Although expression of the EBV EBNA-1 protein may be responsible for the protracted development of B-cell lymphoma in some lines of transgenic mice (59, 60), our observations indicate that neither EBV-dependent tumorigenicity nor regulation of c-MYC and Bcl-2 expression in BL can be attributed to EBNA-1 alone. Other EBV gene products that are consistently expressed in BL are the small RNAs EBER-1 and EBER-2 and the more recently identified RK-BARF0 protein (2, 17). Whereas the function of RK-BARF0 is unknown, at least two functions have been ascribed to the EBER RNAs: first, EBERs bind to the double-stranded RNA-dependent protein kinase PKR and disrupt the ability of PKR, a protein with potential tumor suppressor activity, to inhibit translation (10, 25, 32, 51); second, EBER RNAs bind to the ribosomal protein L22 and sequester L22 to the nucleus (58). Given that the EBERs are capable of targeting two proteins associated with the translational process and our data suggesting that down-regulation of c-MYC expression is most likely mediated at the level of translation, the possibility that the EBERs contribute to cell survival as defined here is particularly attractive.

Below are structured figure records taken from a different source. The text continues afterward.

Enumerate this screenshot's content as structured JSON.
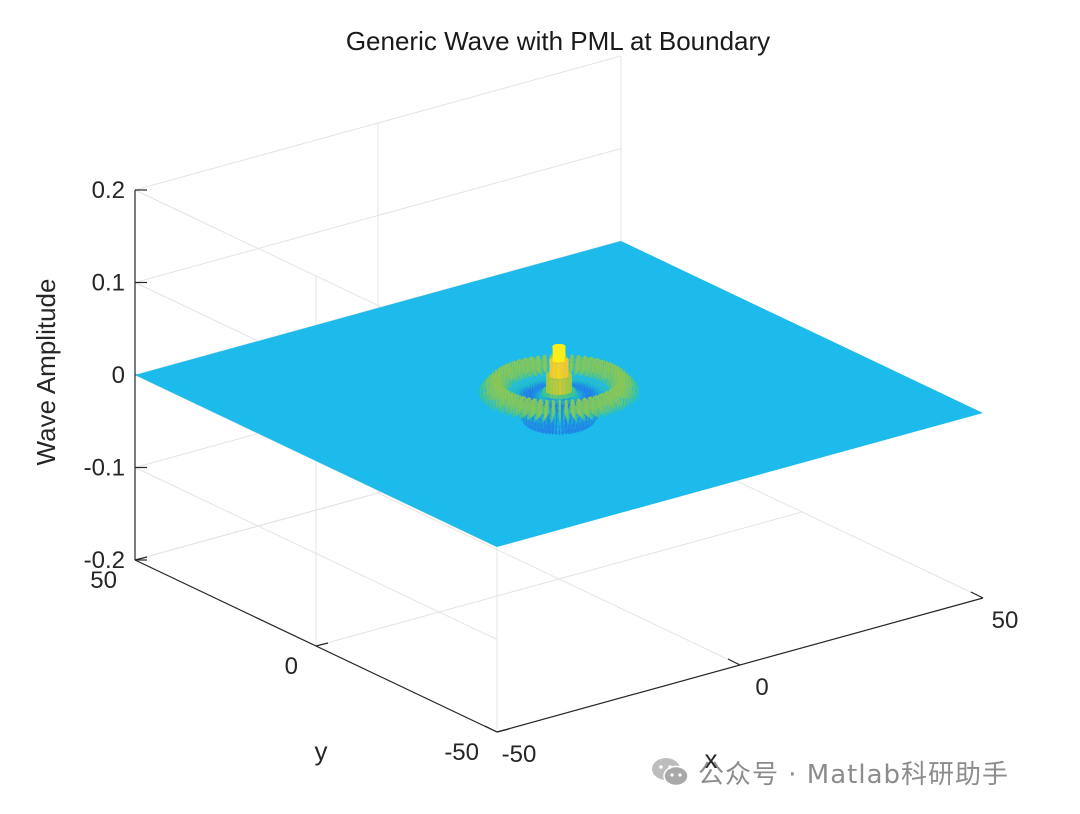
{
  "chart_data": {
    "type": "surface3d",
    "title": "Generic Wave with PML at Boundary",
    "xlabel": "x",
    "ylabel": "y",
    "zlabel": "Wave Amplitude",
    "xlim": [
      -50,
      50
    ],
    "ylim": [
      -50,
      50
    ],
    "zlim": [
      -0.2,
      0.2
    ],
    "x_ticks": [
      {
        "value": -50,
        "label": "-50"
      },
      {
        "value": 0,
        "label": "0"
      },
      {
        "value": 50,
        "label": "50"
      }
    ],
    "y_ticks": [
      {
        "value": -50,
        "label": "-50"
      },
      {
        "value": 0,
        "label": "0"
      },
      {
        "value": 50,
        "label": "50"
      }
    ],
    "z_ticks": [
      {
        "value": 0.2,
        "label": "0.2"
      },
      {
        "value": 0.1,
        "label": "0.1"
      },
      {
        "value": 0,
        "label": "0"
      },
      {
        "value": -0.1,
        "label": "-0.1"
      },
      {
        "value": -0.2,
        "label": "-0.2"
      }
    ],
    "grid": true,
    "surface": {
      "description": "Concentric circular ripples around origin on a flat plane",
      "center": [
        0,
        0
      ],
      "peak_amplitude": 0.055,
      "ring_radii": [
        3,
        7,
        11
      ],
      "ring_amplitudes": [
        0.055,
        0.02,
        -0.01
      ],
      "plane_color": "#1cbbec",
      "colormap": "parula"
    }
  },
  "watermark": {
    "text": "公众号 · Matlab科研助手"
  }
}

Although our observations provide important insights into the long-standing debate over the role of EBV in BL, equally important are the implications of these findings with respect to the maintenance of EBV latency in the healthy EBV-immune host. Because the EBV-dependent down-regulation of c-MYC in BL appears to occur through a posttranscriptional mechanism, this type of regulation may also be operational within normal latently infected B cells in vivo. Thus, EBV may contribute to its persistence by promoting the survival of proliferating latently infected B cells. Although a major reservoir of EBV in the peripheral blood appears to be resting B cells that lack EBNA-1 mRNA but which express LMP-2A transcripts (37), cells that express EBNA-1 mRNA in the absence of transcripts that encode the other EBNA proteins and LMP-1 are detectable as well (7, 57). This finding suggests that there is a subpopulation of infected B cells in vivo that maintains a pattern of EBV gene expression similar or identical to that observed in BL. Such B cells may be actively dividing in response to physiological signals and essential to maintain a critical pool of latently infected B cells that is necessary to sustain long-term infection (reviewed in reference 56). The potential of EBV to usurp physiological pathways of cell proliferation, coupled with its ability to limit cell death under growth-restrictive conditions as shown here, would enable EBV to circumvent the need for virus-induced proliferation and the associated expression of the LMP-1 oncoprotein and other EBV proteins, such as the EBNA-3 family, that are capable of evoking a strong cellular immune response.

ADDENDUM IN PROOF

Similar data indicating that resistance to apoptosis and tumorigenic potential in Akata BL cells is dependent on EBV was recently reported by K. Komano et al. (J. Virol. 72:9150–9156, 1998).